Executive Board were impressed with the discussions and look forward to continuing to work with the Student Voice Working Group to put the strategies into practice.
Eighteen students from the Territory are amongst the first group of young people to enrol into secondary education at the Melbourne Indigenous Transition School (MITS).
MITS is an independent residential school that is designed to assist Indigenous students who are interested in studying at boarding schools in Melbourne with the first year of transition. The school provides a nurturing and supportive environment where students undertake accelerated numeracy and literacy courses and a range of activities that will help them adjust to life in Melbourne and boarding school generally.
While studying at MITS, Territory students are in regular contact with the Department of Education's Transition Support Unit staff who are happy to report that all students are well settled, working hard and are successfully completing Term 1. The students are looking forward to visiting with their family over Easter and returning to MITS in Term 2.
The 2016 school year has started on a very positive note for the newly established Stars Foundation Girls Academy. The foundation, which is designed to improve the education and health outcomes of young Aboriginal women, is made up of female middle years and senior secondary students from across the Territory.
With the Tennant Creek branch of the foundation set to commence in Term 2, 2016 and participant numbers already exceeding expectations so early in the year, it is an exciting time to be rolling out a program that focuses on achieving the best educational outcomes possible for our female youth throughout the Territory.

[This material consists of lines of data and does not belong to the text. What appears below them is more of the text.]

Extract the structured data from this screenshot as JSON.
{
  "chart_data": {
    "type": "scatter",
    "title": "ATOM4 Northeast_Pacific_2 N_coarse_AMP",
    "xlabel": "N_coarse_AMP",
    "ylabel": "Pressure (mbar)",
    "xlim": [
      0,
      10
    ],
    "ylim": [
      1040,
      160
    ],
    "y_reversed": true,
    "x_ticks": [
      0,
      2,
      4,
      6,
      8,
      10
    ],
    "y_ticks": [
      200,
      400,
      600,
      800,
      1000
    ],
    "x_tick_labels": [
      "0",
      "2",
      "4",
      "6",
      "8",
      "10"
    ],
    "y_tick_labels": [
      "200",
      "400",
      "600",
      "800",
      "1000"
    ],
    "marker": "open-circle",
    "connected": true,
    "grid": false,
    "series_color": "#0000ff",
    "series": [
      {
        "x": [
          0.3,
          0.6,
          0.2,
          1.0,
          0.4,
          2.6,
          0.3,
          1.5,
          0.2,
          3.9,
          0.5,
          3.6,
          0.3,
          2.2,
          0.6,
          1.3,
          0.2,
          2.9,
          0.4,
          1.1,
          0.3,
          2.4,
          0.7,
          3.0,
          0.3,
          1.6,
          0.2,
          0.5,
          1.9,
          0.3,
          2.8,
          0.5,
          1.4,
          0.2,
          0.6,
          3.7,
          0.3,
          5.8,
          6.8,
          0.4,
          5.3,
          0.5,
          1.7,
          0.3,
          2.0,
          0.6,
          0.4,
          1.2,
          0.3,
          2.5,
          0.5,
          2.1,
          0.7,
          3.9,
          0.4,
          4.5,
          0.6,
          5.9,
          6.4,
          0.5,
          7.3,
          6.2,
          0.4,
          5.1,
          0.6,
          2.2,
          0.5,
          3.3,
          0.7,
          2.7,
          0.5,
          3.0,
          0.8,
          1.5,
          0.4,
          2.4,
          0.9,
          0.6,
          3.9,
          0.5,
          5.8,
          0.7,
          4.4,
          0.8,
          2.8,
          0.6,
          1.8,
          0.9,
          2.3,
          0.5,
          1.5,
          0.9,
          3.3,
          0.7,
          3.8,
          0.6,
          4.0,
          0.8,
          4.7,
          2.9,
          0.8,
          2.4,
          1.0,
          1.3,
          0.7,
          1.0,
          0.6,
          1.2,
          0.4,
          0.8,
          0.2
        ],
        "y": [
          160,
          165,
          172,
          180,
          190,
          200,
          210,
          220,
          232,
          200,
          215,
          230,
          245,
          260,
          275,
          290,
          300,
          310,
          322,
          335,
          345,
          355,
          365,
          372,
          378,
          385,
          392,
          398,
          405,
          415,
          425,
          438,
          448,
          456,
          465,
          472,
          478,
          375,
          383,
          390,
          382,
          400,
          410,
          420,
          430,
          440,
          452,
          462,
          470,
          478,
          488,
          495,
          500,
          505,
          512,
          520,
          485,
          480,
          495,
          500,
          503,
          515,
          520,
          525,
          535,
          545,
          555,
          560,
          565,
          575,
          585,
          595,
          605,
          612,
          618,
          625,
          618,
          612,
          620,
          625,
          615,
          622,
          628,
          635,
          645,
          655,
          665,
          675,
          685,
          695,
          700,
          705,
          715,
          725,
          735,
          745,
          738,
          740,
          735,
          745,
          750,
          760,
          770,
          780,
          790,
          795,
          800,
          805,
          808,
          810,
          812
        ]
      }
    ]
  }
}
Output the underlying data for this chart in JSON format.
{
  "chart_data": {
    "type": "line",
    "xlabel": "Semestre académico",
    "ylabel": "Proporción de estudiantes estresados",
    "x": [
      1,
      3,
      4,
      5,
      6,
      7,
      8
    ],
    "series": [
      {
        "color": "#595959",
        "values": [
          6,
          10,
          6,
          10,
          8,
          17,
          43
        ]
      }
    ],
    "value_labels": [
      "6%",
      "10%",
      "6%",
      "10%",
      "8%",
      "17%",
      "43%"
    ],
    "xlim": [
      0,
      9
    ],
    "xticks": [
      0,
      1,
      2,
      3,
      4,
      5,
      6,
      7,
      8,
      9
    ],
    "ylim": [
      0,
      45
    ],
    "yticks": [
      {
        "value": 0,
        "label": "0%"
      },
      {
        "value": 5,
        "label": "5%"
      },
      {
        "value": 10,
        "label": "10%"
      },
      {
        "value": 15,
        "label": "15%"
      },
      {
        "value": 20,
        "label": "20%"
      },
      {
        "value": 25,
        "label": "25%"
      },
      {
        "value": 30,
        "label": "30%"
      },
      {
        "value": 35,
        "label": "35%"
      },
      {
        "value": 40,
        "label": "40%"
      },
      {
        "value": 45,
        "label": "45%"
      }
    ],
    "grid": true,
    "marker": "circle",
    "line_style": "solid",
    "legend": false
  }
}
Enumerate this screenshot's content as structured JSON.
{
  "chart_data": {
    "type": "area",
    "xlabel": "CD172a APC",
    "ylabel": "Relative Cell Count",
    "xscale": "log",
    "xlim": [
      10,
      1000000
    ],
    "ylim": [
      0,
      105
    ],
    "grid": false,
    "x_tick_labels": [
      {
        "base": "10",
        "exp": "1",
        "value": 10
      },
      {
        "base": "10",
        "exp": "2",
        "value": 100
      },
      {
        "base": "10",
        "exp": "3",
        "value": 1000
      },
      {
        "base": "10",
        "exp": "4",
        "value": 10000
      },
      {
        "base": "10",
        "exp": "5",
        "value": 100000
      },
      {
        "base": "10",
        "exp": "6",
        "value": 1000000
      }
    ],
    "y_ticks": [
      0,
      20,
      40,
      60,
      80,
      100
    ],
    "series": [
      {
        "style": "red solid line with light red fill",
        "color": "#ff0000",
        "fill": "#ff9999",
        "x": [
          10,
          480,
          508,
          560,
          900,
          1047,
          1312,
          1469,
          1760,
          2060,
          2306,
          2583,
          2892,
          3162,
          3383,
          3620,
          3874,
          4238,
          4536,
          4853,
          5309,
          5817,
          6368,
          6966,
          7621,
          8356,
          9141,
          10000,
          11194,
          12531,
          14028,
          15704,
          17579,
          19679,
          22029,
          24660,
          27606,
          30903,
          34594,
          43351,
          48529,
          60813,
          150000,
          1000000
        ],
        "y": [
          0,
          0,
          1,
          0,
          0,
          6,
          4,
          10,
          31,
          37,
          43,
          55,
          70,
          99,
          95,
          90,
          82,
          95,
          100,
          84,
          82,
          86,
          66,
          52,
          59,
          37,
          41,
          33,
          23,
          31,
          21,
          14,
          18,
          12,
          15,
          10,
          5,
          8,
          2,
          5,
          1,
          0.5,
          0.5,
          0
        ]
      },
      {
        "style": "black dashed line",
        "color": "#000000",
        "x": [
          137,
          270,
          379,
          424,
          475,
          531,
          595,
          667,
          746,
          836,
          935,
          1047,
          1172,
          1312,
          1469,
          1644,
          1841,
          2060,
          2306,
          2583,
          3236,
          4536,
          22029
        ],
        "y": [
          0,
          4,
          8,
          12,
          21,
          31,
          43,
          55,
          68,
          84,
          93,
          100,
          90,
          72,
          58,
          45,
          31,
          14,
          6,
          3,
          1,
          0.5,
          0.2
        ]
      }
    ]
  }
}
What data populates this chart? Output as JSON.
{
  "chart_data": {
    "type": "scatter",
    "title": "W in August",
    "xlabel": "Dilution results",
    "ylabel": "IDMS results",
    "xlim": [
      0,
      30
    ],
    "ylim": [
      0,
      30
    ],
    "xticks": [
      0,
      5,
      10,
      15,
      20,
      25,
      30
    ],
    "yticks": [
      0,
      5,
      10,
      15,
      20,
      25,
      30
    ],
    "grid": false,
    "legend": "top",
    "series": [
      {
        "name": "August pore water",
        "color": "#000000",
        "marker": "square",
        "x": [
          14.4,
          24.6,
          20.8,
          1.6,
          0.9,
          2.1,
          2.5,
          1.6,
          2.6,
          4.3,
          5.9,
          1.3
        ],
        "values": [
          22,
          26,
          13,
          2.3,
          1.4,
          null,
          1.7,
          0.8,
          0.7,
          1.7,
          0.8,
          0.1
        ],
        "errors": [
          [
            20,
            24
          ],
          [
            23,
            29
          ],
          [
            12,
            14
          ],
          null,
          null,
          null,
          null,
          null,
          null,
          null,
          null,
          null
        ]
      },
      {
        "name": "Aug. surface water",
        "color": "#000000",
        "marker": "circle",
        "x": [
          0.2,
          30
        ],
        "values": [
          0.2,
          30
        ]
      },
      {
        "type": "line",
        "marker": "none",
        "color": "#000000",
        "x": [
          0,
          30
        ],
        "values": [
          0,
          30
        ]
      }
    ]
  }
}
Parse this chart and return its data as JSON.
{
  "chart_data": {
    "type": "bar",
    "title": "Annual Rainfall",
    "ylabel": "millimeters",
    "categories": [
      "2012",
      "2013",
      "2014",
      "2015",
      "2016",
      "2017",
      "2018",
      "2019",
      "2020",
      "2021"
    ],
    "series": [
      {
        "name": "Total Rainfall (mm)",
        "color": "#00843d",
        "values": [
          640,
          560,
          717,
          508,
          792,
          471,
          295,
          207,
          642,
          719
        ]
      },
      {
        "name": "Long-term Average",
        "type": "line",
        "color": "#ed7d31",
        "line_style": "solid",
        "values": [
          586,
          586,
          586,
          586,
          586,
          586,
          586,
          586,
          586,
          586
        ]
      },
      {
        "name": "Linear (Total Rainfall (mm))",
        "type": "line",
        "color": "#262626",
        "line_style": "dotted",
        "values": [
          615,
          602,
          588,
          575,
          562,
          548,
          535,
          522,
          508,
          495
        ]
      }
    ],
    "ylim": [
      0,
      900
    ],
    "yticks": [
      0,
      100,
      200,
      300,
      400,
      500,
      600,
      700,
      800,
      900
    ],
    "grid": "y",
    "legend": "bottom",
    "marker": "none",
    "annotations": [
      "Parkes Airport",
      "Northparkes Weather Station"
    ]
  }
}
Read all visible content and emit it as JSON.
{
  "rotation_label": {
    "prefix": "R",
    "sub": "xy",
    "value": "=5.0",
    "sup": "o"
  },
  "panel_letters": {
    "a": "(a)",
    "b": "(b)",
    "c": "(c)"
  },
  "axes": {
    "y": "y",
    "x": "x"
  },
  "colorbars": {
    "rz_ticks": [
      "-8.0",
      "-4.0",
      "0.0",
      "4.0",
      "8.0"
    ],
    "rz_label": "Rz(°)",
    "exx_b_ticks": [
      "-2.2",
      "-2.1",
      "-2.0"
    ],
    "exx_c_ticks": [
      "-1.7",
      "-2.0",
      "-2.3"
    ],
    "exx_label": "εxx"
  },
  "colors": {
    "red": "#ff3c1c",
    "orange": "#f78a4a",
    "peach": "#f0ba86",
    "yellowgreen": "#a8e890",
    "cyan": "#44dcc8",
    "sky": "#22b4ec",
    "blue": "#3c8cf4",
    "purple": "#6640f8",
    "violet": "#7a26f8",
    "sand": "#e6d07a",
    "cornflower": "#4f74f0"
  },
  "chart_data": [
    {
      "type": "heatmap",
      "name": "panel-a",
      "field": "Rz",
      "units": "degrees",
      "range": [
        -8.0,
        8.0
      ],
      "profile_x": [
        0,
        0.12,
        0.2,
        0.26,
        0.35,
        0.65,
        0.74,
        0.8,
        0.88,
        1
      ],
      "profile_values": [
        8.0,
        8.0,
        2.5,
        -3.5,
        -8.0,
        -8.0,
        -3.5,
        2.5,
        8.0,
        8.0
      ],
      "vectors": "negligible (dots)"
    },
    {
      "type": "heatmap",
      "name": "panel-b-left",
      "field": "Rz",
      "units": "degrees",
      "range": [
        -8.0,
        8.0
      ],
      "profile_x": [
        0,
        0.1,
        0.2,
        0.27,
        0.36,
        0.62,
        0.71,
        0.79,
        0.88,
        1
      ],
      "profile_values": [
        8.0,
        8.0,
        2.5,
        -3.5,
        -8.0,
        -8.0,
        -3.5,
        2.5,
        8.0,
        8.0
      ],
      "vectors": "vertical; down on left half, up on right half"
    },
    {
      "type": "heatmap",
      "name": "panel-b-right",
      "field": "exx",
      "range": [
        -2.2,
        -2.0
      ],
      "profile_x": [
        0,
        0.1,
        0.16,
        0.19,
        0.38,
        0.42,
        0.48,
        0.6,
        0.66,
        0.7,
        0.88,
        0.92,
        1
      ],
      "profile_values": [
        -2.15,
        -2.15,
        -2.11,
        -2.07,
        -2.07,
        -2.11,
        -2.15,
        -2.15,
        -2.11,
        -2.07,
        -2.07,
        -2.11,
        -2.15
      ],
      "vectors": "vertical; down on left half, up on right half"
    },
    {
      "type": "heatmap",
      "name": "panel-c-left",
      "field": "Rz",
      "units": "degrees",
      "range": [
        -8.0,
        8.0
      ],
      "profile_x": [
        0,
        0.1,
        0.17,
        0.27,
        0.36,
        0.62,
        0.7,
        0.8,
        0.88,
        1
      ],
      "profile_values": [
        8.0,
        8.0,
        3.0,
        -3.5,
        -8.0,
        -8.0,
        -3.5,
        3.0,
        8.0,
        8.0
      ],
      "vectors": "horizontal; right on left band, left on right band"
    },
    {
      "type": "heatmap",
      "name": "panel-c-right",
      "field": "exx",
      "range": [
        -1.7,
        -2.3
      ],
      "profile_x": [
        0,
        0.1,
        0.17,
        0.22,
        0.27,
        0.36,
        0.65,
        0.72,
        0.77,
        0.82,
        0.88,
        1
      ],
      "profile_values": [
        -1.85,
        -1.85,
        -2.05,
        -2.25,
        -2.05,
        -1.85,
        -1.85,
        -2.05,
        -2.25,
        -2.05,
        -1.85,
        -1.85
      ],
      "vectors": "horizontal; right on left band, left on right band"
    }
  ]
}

To welcome the participating students, an induction was held in Term 1, 2016 with Casuarina Senior College, Dripstone Middle School, Sanderson Middle School, Katherine High School, Nhulunbuy High School and Yirrkala School all represented. This provided a great opportunity for the students to hear personal recounts and professional anecdotes from speakers from a wide range of career choices such as police, health and hospitality, and local identity Deb Anstess Vallejo from the Department of the Chief Minister.
The Foundation's Director of Operations, David Francis, said the primary message for the girls was "the importance of finishing Year 12 and making a significant commitment to their studies to allow them to realise their full potential in life."
Ken Davies also attended the induction and discussed with the students the importance of completing their studies, and the opportunities that would be available to them once they graduated with their Northern Territory Certificate of Education and Training.
Jason Greene from the Stars Foundation declared the induction day "extremely worthwhile," with the Stars girls getting the "opportunity to interact with each other and listen to inspiration speakers from a wide range of backgrounds."
Providing ongoing support to students and their families in remote and very remote regions is instrumental to the successful implementation of the Indigenous Education Strategy.
To assist with improving engagement between schools, students, families and the community, Family and Community Engagement Charters are set to be developed to provide a consistent set of guidelines to support respectful and purposeful engagement and collaborative participation between schools, their community, parents and students.
Schools, families and communities are encouraged to individualise their engagement strategies to reflect the needs and aspirations of their community to ensure that educational outcomes are mutually achieved to the benefit of all students.